OK so the doctor finally called my parents back today and he said that the nerve biopsy results showed severe damage with no inflammation. He wouldn't talk about it further saying that they would talk about it on their March 6th appointment. I am freaking out!!!!!!!!!!! What does this mean???? I hope it's not the dreaded letters.....

Did she have a muscle biopsy? nerve biopsy? or both..They are usually done together..

she had both....he didn't mention her muscle biopsy though....I have a looooooong thread posted in this forum that you can read.

I did forget to mention she had these tests the second week of January and here it is freaking February 26th. The docs didn't call about her biopsies, SHE called them last week and they are just now calling her back. She goes to the hospital where they have offices each Friday and they haven't come to visit her while she gets her IV solumedrol. Do you think this is a good sign that it's been over 6 weeks since the biopsies were taken or was the doc taking the easy way out and is going to crush her and our family with a nasty diagnosis on March 6th.
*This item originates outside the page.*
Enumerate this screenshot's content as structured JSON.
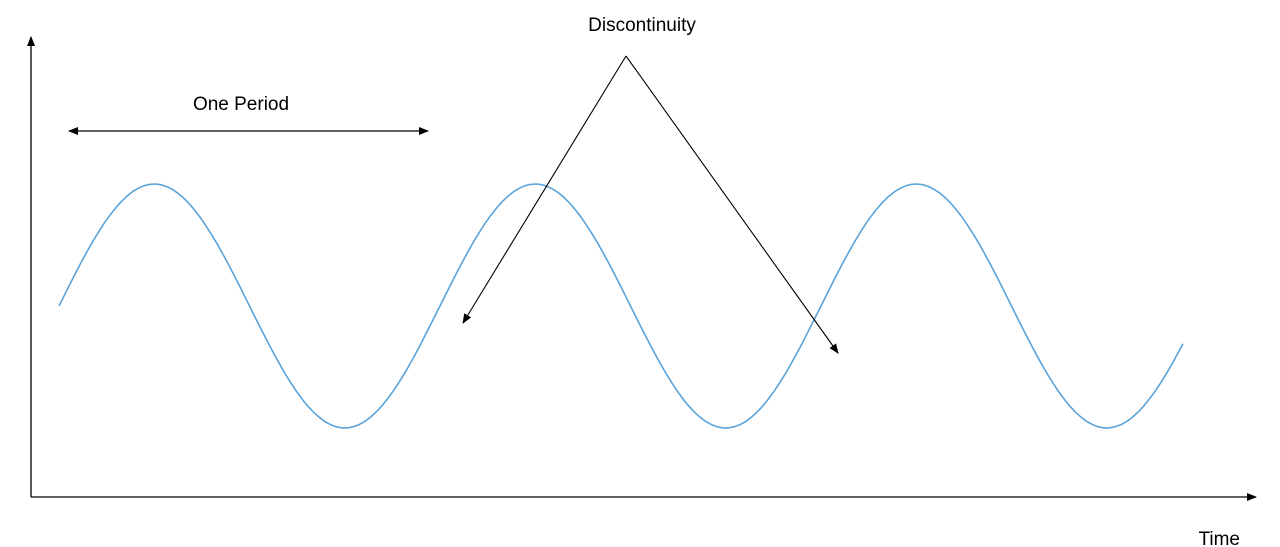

I am just freaking out that's all. I am so worked up over her condition that I am on Lexapro (20mg) per day. Please say a prayer for us.

There is a lot of people that have played that waiting game. We know it is not easy. From what I understand it usually takes about 4-6 weeks to get results.

We are patients with illnesses to Doctors. The are not on the Emotional side that we are on. I am fortunate to have a good Doc. But, I have been her patient for about 10 years. Now Tim is her patient so she knows what I have on my plate and Tim to.

We will pray for Mom.

I had to do more than PAXIL. It wasn't enough for me. I am on a few Meds. I do the very best I can. And you will to.

I hope it is not the big ALS word!!! Keep us updated.


Lorie

When she went to the hospital on January 25th (the test was done on the morning of January 11th) the doc told her the test results were in and that it would be read that week. That's why I thought it was odd that they had the test results but never called her or visited her on a Friday when she was getting an IV treatment. I'm just trying to stay positive here. For those of you that don't know my mom's situation I posted last month on this particular forum about not being sure if she had ALS or not. I hate this worrying

You are right. It is very stressful! Hopefully she will get answers soon, and hopefully they will be good ones!